Machine Learning Based Prediction of Retinopathy Diseases Using Segmented Retinal Images

  • Sushil Kumar Saroj
    Computer Science and Engineering Department, MMM University of Technology, India, 273010 sushil.mnnit10[at]gmail.com
  • Rakesh Kumar
    Computer Science and Engineering Department, MMM University of Technology, India, 273010
  • Nagendra Pratap Singh
    Computer Science and Engineering Department, NIT, Jalandhar, India, 144011

Resumen

Diabetes, hypertension, obesity, glaucoma, etc. are severe and common retinopathy diseases today. Early age detection and diagnosis of these diseases can save human beings from many life threats. The retina’s blood vessels carry details of retinopathy diseases. Therefore, feature extraction from blood vessels is essential to classify these diseases. A segmented retinal image is only a vascular tree of blood vessels. Feature extraction is easy and efficient from segmented images. Today, there are existing different approaches in this field that use RGB images only to classify these diseases due to which their performance is relatively low.

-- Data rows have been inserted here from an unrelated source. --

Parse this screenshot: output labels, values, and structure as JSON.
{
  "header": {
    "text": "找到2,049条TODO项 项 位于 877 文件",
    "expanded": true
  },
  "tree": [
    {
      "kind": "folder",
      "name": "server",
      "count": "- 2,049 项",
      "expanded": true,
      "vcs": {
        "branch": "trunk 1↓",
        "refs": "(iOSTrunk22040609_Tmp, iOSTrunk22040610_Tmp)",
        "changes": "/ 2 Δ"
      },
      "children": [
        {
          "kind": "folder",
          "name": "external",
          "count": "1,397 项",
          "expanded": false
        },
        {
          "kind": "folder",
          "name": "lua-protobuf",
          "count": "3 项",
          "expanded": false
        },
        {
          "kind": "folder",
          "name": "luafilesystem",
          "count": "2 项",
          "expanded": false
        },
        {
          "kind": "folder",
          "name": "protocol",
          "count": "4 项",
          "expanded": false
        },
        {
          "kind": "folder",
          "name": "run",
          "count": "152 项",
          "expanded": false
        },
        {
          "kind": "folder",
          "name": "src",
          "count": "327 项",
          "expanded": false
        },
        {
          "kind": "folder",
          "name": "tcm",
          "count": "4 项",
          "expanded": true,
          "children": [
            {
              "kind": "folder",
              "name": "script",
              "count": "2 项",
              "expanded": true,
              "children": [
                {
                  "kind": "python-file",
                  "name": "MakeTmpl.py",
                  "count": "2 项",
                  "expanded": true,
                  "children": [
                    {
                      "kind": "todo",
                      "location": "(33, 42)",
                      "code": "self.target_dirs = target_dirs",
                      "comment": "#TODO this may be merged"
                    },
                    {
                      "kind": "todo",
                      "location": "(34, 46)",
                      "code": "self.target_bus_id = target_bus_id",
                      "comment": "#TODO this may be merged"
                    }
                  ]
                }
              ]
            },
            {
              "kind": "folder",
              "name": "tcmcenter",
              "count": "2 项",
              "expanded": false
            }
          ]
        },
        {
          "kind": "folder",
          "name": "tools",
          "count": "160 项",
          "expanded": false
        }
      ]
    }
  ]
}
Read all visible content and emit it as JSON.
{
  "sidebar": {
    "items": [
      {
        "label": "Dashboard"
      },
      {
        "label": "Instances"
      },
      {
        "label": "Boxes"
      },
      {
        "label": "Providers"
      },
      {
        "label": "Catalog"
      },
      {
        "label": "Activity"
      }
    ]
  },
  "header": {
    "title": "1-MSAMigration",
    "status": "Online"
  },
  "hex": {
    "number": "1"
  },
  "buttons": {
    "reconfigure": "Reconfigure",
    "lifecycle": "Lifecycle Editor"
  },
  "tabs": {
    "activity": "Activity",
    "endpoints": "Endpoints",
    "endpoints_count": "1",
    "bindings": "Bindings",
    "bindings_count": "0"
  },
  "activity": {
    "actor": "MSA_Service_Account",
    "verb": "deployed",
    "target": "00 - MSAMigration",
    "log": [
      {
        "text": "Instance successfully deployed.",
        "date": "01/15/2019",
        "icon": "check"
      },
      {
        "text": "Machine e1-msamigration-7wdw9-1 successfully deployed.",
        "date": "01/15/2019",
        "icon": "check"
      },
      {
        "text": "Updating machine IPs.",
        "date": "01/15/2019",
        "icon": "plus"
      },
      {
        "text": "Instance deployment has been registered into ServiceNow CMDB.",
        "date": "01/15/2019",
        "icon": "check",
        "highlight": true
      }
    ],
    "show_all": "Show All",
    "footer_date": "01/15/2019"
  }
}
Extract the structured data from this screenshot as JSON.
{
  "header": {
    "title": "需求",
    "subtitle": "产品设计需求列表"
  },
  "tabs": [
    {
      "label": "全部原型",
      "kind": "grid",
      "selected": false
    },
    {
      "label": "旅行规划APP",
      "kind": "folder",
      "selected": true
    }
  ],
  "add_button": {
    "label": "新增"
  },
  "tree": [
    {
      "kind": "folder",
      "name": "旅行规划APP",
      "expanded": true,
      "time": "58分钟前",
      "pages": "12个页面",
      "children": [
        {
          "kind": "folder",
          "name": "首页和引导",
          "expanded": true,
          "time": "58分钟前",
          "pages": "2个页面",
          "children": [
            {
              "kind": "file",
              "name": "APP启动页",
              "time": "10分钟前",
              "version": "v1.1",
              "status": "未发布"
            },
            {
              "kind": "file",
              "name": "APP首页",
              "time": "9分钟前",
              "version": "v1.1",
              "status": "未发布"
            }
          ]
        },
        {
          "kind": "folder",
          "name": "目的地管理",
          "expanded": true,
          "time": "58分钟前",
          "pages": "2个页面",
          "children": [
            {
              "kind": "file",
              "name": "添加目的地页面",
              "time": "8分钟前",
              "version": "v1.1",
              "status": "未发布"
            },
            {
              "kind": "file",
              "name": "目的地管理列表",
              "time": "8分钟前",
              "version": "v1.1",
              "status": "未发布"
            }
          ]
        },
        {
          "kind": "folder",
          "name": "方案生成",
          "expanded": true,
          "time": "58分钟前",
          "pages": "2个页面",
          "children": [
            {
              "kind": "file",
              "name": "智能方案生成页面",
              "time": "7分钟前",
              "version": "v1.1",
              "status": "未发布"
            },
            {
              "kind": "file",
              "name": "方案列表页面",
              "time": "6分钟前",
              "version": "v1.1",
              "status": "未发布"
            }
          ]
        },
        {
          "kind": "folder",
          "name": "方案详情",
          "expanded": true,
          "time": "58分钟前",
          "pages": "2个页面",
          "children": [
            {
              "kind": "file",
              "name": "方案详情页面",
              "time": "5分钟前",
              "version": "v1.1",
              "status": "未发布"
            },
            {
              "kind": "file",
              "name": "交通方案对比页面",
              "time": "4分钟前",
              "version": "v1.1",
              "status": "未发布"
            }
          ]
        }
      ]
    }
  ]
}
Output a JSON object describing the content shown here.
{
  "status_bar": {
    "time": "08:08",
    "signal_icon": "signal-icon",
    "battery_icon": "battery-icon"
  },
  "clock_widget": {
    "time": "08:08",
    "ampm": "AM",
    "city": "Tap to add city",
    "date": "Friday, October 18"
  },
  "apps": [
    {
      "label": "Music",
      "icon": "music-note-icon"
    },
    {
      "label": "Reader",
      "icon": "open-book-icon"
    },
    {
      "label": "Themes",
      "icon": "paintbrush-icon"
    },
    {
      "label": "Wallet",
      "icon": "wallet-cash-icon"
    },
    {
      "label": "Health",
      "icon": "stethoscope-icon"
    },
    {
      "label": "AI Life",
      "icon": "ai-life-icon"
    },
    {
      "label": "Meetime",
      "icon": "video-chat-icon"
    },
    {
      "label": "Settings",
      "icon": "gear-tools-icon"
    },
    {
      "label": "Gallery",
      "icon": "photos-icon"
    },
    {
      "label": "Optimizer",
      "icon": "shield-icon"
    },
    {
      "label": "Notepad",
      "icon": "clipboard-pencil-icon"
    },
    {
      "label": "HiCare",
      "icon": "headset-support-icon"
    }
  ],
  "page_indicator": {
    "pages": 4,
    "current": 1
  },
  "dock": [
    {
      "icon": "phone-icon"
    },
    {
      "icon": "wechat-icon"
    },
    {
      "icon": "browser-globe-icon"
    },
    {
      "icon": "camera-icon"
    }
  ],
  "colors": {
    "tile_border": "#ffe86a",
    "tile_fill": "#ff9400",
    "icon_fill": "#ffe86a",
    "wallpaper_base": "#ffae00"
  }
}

In the work, we have proposed a model based on machine learning that uses segmented retinal images generated by different efficient methods to classify diabetic retinopathy, glaucoma, and multi-class diseases. We have carried out extensive experiments on numerous images of DRIVE, HRF, STARE, and RIM-ONE DL datasets. The highest accuracy of the proposed approach is 90.90 %, 95.00 %, and 92.90 % for diabetic retinopathy, glaucoma, and multi-class diseases, respectively, which the model detected better than most of the methods in this field.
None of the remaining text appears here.